アベノミクスの黄昏、相次ぐ円安警戒論

政府要人、財界から円安警戒論が相次ぐ。
極め付けは安倍首相のこの発言だ(引用記事参照)。
首相は口先介入で相場に影響を与えたことに満足しているかもしれないが、金看板のアベノミクスを否定する迷言である。

為替が動けば、産業界や家計に影響する。経常収支がトントンの現状では、円安は外需型産業にはプラス、内需型産業と家計にはマイナスである。つまり国内で損得を付回しているのである。国富が増えるとか減るとかということではない。
今回悲鳴を上げているのは、内需型産業である。家計には配慮されているとはいえない。しっかり儲けている外需型産業は静かである。円高局面とは正反対である。

アベノミクスは異次元金融緩和によって過度な円高を是正することを一つの目的としてきた。異次元金融緩和を続ける限り円安の流れは変わらない。まして、アメリカで金融引き締めが視野に入った現在、円安の動きは加速される。

円安の動きにブレーキをかけるには、異次元金融緩和をストップするのがまっとうな手順である。政治家は有権者の声に敏感である。それが行き過ぎて本来の政策を歪めては元も子もなくなる。安倍首相は岐路にある。
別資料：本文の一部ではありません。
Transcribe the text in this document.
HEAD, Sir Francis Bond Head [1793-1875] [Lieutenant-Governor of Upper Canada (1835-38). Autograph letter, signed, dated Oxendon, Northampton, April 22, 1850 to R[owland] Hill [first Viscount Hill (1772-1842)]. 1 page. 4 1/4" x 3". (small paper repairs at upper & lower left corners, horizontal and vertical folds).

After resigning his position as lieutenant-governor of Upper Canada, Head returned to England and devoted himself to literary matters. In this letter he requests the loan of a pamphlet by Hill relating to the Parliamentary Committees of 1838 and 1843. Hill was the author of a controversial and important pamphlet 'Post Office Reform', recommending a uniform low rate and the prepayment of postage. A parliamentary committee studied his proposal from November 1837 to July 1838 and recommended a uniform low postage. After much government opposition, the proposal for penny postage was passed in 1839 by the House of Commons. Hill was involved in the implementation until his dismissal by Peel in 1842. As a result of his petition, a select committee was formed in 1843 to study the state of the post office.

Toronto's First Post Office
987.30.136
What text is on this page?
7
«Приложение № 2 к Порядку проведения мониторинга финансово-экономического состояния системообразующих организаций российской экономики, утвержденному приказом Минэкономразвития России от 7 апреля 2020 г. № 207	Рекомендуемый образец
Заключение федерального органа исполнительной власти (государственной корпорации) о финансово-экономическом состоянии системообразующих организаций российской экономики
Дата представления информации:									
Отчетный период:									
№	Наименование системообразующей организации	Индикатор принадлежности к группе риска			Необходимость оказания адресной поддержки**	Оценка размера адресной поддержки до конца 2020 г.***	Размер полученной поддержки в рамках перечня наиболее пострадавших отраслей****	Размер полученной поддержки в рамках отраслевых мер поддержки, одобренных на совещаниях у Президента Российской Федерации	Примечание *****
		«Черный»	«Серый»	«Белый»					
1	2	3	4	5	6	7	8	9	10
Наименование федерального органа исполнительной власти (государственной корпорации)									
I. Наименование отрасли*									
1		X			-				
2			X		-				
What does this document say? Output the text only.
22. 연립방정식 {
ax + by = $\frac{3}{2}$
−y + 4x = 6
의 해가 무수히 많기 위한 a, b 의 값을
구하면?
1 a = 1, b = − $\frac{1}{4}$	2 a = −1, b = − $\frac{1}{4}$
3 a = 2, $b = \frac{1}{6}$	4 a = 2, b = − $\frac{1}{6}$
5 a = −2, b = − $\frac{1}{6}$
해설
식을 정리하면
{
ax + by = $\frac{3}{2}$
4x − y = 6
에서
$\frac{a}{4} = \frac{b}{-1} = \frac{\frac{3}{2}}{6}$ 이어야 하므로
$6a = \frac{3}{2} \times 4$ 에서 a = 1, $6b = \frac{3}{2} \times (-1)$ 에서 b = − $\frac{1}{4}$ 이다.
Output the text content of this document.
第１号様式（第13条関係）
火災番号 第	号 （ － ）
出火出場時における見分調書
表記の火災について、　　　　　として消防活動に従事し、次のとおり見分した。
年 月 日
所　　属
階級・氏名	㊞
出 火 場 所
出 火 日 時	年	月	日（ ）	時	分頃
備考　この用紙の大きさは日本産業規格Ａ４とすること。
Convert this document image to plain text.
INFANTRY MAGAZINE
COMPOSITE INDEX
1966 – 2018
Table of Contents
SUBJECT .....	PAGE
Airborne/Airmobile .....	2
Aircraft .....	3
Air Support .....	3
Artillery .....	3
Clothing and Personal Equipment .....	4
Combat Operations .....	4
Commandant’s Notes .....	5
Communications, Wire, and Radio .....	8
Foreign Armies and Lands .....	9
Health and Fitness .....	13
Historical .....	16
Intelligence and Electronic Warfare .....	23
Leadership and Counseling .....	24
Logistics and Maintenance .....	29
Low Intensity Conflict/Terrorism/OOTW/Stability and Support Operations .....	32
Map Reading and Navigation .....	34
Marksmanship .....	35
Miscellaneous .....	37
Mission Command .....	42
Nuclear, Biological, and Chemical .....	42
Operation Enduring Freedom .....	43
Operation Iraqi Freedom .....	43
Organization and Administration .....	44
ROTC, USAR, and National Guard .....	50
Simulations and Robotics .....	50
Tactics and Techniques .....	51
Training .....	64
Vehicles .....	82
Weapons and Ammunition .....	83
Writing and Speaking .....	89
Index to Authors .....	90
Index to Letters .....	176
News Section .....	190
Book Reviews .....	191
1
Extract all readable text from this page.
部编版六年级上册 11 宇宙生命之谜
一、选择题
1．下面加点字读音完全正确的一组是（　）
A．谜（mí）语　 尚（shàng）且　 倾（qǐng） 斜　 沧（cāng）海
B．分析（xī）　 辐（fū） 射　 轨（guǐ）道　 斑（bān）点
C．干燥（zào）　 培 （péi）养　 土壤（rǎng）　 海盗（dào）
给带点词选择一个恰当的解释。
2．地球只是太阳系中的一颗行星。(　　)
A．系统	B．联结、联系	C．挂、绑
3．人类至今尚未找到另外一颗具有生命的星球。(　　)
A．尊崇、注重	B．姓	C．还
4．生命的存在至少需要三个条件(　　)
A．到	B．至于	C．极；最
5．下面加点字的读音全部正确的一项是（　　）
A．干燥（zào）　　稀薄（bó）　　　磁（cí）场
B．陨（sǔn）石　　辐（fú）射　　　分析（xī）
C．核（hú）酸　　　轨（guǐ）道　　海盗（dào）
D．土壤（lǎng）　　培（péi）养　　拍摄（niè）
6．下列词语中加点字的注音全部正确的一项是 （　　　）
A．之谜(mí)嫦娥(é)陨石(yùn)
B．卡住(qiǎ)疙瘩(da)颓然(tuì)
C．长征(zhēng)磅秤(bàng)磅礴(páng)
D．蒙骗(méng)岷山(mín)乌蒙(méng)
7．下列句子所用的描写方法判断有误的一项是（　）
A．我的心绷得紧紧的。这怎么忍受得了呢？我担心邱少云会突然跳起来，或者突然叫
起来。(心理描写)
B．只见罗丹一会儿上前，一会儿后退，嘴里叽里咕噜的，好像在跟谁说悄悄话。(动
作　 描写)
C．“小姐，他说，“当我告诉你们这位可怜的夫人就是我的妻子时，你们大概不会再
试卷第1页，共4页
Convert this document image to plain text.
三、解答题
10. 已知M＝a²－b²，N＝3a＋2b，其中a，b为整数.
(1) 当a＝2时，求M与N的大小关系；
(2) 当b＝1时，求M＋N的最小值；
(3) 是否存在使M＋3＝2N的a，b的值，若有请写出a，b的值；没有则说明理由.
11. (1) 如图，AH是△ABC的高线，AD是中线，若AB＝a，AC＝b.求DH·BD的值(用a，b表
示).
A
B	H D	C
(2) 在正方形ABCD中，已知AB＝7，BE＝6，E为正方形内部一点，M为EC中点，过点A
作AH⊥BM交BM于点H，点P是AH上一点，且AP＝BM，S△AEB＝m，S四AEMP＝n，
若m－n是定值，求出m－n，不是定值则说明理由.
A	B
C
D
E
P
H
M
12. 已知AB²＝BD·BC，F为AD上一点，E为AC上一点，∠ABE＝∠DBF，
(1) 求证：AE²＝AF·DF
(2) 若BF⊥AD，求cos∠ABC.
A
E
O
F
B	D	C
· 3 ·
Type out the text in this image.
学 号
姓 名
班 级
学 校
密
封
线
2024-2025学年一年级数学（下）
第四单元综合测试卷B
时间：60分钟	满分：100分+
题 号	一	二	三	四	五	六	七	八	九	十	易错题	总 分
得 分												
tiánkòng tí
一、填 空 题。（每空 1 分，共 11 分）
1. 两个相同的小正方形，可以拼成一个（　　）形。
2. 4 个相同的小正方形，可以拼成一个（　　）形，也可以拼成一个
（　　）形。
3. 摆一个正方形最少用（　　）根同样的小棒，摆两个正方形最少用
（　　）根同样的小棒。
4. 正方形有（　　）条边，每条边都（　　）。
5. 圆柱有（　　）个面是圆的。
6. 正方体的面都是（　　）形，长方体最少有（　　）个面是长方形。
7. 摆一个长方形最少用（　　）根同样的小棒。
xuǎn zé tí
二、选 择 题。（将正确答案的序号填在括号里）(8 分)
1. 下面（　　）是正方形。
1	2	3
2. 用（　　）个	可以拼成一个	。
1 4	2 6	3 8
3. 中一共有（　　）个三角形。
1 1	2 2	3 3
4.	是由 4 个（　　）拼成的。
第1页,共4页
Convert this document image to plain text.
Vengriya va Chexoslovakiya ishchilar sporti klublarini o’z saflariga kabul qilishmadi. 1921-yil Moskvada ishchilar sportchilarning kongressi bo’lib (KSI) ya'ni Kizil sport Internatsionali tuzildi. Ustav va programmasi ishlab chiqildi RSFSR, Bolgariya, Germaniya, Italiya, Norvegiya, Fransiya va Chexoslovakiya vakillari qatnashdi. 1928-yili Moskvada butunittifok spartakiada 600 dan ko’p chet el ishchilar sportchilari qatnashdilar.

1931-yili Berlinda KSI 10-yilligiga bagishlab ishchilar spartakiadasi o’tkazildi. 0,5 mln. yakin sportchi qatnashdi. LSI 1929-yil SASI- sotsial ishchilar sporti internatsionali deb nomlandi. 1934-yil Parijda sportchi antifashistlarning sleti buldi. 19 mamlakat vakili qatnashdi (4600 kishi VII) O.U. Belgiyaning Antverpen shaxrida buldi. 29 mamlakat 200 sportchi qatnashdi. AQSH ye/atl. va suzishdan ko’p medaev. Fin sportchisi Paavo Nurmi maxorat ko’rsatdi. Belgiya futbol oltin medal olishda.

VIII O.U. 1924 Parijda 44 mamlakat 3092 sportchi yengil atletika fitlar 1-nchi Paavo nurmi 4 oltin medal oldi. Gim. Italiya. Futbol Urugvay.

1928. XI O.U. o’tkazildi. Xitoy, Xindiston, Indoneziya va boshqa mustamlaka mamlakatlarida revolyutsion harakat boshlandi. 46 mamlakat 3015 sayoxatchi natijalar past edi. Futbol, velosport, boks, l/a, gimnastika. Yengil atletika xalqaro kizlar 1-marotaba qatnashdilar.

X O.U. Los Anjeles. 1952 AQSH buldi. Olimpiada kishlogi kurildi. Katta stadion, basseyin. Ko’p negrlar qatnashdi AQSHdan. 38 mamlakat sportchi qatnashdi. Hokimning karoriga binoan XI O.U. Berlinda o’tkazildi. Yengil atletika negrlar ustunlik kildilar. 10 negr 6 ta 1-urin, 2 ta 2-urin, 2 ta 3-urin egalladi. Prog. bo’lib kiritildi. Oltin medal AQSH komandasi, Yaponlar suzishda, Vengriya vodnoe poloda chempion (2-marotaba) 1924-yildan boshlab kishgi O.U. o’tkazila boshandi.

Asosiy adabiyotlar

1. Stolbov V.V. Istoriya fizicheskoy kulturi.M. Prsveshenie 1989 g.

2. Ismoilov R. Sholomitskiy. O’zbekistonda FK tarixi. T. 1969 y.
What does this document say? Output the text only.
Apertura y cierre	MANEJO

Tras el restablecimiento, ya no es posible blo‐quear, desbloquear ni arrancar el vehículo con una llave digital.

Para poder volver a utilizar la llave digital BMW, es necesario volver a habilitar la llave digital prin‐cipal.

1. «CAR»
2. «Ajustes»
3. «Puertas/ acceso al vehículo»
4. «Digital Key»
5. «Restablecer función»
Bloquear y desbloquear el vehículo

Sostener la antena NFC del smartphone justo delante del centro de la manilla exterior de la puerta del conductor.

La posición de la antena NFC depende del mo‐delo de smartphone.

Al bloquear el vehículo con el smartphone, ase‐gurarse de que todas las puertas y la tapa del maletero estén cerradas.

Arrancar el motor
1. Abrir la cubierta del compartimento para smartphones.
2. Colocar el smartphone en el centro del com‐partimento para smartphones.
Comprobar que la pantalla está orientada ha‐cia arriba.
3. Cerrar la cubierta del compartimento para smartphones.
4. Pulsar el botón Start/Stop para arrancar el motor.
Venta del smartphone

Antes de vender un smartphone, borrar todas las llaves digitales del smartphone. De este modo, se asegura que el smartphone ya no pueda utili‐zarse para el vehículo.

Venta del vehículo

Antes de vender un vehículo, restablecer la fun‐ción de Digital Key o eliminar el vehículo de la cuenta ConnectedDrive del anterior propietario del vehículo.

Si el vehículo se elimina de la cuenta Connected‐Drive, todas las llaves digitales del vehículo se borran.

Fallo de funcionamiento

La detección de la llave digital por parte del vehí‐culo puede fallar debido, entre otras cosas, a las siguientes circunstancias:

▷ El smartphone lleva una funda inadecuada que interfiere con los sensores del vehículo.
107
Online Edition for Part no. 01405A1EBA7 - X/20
彼の判断を注視したい。

10/7ロイター
http://jp.reuters.com/article/topNews/idJPKCN0HW0NI20141007

日銀決定会合当日に異例の国会出席となった黒田総裁が7日、「一般論として、円安は輸出やグローバル企業の収益・設備投資にプラス」などと発言。これをきっかけに、同日午前の東京市場では、ドル/円が109円台に浮上、日経平均.N225も主力輸出株に買い戻しが入りプラス圏に浮上した。

しかしながら、安倍首相が同じく7日午後の参院予算委員会で、円安のデメリットについて、ガソリン・燃料費の上昇で家計や中小規模の企業に負担になるとの見解を示すと、一気に円高・株安が進行。ドル/円は108円半ばに下落、日経平均は100円以上のマイナスとなった。